WASHINGTON – InsideEPA is reporting that Senator James Inhofe is circulating a draft bill that would weaken the consumer benefits of the federal fuel economy standards. Billed as an effort to harmonize the different federal standards, the draft legislation would in fact help meet a key automotive industry goal of getting “extra” credit for vehicles sold years ago. These credits would reduce incentives for future innovation in fuel economy technology and ultimately burden consumers with higher fuel costs and harmful emissions.

“The only thing this draft bill harmonizes with is the auto industry’s calls to roll back the standards,” said Shannon Baker-Branstetter, policy counsel for Consumers Union, the policy and mobilization division of Consumer Reports. “This bill would move the country backward in our efforts to improve the fuel efficiency of our nation’s automotive fleet and reduce harmful pollution that threatens public health.”

The bill offers automakers retroactive credit for improvements already made in earlier model years. The excess credits would dampen future improvements to automotive efficiency, forcing consumers to pay more at the pump. The bill would also allow manufacturers to transfer credits from cars to trucks, reducing the need to deploy technologies in trucks and SUVs that have the most room for improvement and have been improving the fastest.

“Americans who buy trucks would be impacted the most,” continued Baker-Branstetter. “Our research has shown that under current standards, truck owners would save $4,800 over the life of their vehicle. These savings are likely to be much lower if this draft bill is approved.”
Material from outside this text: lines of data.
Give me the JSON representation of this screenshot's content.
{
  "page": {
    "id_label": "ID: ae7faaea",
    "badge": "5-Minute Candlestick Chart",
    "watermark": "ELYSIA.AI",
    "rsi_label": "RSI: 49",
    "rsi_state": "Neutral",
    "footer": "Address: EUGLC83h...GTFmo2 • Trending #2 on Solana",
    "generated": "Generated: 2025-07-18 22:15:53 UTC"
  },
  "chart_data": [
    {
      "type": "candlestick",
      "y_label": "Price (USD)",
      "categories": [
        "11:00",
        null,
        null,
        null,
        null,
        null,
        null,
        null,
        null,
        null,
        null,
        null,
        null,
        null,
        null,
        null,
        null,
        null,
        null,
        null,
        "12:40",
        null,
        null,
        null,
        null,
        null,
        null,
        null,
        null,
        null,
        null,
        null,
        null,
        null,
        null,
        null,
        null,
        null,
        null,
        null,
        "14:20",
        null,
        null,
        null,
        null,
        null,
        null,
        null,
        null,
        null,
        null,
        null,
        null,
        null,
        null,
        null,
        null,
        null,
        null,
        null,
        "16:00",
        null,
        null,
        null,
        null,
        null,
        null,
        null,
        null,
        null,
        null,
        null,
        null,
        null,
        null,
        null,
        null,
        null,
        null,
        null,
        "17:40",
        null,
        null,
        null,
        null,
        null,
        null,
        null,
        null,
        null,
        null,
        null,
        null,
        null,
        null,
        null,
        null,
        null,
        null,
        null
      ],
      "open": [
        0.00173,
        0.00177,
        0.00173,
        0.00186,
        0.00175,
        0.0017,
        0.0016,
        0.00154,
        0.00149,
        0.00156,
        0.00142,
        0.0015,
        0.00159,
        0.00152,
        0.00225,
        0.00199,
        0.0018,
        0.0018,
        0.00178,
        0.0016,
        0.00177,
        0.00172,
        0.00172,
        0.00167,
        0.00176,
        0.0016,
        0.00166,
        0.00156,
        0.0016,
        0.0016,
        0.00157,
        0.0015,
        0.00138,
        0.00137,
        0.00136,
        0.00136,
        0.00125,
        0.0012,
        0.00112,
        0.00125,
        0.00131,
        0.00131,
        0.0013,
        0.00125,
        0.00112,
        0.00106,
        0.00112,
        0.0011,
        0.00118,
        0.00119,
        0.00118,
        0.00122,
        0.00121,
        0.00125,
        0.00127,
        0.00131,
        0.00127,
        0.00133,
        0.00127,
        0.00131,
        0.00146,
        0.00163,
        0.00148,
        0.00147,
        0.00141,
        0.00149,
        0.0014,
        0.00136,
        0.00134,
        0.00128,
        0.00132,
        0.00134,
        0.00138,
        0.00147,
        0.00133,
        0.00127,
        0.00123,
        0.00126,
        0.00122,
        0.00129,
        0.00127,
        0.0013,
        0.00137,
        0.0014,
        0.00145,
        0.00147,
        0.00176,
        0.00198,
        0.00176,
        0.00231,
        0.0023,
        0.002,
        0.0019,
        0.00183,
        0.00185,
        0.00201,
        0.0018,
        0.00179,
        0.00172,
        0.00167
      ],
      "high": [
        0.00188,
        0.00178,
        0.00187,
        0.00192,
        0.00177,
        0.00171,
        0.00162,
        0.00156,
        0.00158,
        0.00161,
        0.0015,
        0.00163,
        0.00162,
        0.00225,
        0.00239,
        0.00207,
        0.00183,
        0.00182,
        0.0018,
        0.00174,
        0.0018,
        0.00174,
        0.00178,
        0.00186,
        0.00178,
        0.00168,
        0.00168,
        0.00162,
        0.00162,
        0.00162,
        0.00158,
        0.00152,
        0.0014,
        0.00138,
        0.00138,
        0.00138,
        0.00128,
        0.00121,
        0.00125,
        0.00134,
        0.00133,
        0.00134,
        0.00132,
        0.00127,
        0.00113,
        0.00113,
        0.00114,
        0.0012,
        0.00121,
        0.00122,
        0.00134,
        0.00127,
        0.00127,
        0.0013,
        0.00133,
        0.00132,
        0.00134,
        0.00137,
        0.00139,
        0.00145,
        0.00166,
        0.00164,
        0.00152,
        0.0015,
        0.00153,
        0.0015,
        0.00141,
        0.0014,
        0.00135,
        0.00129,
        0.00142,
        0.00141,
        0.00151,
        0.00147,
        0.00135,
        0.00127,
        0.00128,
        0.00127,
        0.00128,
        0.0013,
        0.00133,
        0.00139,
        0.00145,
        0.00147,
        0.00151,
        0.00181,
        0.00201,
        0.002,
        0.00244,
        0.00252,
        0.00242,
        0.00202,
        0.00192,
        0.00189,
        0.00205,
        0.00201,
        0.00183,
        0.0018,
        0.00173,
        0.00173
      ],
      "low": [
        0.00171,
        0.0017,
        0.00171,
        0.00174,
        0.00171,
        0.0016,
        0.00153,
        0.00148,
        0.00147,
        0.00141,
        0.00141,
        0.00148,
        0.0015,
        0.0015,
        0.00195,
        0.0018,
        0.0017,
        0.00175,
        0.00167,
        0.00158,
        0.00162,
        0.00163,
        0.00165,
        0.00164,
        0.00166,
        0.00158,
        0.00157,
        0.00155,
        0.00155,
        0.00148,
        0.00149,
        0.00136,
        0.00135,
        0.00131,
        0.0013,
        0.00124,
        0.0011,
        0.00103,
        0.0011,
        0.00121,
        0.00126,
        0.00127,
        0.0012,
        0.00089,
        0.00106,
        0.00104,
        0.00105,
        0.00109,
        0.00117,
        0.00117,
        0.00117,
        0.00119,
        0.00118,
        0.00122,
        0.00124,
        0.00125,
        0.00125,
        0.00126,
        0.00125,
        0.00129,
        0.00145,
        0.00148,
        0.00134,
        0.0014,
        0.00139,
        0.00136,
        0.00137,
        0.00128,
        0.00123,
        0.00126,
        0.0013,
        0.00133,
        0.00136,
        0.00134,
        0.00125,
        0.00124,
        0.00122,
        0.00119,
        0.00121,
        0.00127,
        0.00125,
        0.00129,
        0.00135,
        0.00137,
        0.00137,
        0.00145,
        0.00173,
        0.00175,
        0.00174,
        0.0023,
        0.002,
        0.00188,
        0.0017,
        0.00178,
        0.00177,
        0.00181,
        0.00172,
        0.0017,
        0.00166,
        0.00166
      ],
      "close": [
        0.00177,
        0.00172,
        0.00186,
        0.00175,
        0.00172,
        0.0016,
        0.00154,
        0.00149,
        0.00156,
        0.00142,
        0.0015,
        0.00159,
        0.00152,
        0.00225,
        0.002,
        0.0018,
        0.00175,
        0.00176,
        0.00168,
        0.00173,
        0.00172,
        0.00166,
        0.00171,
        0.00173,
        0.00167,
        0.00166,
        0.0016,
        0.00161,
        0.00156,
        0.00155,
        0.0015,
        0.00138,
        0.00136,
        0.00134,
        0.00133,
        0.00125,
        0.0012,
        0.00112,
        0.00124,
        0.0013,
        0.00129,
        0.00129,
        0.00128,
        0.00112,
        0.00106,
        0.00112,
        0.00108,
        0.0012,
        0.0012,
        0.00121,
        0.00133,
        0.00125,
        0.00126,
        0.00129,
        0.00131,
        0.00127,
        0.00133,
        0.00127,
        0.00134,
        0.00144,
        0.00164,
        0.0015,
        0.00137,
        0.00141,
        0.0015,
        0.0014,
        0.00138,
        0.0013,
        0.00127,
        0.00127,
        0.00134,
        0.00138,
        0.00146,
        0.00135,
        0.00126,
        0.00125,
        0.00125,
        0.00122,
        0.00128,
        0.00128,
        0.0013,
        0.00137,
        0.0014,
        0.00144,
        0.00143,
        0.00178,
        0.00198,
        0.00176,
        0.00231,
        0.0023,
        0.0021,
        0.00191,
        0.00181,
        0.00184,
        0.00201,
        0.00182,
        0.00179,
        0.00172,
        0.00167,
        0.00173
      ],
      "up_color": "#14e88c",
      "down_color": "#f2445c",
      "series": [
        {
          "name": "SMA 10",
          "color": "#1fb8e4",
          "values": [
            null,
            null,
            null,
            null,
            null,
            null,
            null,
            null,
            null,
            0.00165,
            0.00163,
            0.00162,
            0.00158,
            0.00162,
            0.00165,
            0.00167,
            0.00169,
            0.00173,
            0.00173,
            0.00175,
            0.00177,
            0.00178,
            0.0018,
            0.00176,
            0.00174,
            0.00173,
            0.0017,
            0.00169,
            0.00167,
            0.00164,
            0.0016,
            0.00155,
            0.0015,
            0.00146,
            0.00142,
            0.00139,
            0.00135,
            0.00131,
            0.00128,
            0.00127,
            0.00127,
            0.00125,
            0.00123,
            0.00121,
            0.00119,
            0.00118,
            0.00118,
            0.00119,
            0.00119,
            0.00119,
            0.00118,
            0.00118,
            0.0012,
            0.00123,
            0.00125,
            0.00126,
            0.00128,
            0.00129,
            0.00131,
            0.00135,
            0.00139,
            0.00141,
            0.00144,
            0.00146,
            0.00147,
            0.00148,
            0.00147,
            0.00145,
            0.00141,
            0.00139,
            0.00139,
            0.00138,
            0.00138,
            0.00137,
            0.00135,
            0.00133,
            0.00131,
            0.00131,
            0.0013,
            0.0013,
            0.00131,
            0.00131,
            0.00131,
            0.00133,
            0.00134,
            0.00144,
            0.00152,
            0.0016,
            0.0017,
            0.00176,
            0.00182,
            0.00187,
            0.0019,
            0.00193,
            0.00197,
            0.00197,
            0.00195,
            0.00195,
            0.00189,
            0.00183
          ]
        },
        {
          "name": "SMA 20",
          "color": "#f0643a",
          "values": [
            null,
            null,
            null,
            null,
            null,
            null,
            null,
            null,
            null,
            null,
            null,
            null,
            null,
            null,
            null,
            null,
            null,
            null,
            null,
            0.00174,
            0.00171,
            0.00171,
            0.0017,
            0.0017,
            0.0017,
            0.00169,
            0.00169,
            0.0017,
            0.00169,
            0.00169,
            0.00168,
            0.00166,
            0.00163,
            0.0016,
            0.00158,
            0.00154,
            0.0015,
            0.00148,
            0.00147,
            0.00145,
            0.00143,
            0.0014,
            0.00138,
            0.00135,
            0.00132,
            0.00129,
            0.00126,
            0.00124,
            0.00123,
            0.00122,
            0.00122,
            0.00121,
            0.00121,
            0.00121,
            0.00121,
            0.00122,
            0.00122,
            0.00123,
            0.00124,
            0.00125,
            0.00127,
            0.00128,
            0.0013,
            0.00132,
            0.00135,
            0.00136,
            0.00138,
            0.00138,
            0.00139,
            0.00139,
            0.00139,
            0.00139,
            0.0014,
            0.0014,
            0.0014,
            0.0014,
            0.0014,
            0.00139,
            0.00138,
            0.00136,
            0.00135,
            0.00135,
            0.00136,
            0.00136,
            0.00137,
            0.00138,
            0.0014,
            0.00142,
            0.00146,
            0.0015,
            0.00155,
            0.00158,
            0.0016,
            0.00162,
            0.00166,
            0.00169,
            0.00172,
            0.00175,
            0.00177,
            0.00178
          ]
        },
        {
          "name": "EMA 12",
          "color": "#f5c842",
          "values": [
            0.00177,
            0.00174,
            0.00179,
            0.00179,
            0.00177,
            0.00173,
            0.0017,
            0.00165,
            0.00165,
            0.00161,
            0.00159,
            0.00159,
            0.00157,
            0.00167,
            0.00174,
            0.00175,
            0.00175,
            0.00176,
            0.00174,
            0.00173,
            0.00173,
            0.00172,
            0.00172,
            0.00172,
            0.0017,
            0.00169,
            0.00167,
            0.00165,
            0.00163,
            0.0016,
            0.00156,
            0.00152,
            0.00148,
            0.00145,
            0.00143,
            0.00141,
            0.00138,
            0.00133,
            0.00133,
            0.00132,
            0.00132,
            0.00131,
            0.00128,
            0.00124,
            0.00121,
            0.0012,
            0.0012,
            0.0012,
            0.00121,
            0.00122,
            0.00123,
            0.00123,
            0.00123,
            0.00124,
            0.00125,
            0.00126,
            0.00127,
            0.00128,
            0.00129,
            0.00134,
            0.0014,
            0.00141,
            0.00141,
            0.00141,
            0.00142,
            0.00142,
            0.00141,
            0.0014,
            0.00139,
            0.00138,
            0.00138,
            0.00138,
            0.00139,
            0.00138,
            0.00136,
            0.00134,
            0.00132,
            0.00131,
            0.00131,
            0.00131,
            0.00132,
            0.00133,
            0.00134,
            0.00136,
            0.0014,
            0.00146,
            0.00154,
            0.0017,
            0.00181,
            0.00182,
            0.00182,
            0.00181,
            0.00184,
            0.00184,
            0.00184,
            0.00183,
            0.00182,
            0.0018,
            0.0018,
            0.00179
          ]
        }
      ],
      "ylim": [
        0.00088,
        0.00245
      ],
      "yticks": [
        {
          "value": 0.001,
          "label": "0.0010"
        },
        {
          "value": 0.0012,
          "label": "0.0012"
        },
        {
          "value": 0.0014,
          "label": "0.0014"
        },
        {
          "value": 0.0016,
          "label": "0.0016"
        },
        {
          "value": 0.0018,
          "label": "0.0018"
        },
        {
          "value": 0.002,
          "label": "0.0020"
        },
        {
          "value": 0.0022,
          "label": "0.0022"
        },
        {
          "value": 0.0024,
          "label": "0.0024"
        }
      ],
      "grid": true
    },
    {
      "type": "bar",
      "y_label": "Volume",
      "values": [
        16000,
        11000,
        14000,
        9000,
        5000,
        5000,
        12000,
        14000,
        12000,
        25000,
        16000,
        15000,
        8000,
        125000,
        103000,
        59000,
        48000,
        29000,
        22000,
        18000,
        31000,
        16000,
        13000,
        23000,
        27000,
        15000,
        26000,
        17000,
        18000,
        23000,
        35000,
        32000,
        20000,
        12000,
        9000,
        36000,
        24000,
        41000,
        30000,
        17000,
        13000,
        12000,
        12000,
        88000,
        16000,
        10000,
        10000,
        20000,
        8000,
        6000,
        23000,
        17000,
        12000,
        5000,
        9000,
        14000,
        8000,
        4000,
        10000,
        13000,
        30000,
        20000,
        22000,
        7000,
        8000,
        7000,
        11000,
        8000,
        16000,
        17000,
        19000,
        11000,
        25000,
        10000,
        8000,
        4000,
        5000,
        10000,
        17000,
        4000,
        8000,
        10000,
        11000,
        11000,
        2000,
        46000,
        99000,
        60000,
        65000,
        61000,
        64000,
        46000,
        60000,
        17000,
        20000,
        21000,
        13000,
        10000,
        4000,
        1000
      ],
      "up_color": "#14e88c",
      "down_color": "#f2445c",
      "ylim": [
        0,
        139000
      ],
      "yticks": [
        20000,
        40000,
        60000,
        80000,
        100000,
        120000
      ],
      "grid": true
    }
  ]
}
This draft bill is emerging as the White House has signaled its intentions to delay fuel efficiency targets set for 2022-2025 and recently proposed a massive cut to EPA’s auto emissions testing lab that has uncovered misleading fuel efficiency labeling by a number of automakers in recent years. Combined, these efforts are a significant shift in favor of industry demands and puts consumers at risk of increased fuel costs and exposure to harmful emissions.

“The fuel economy program has been a success that has increased the number of fuel efficient vehicles available to consumers and saved consumers billions of dollars at the pump, even as the industry has experienced record sales and profits. Rolling back these efforts would mean consumers would spend more on fuel, rather than on local goods and services that boost the broader economy.”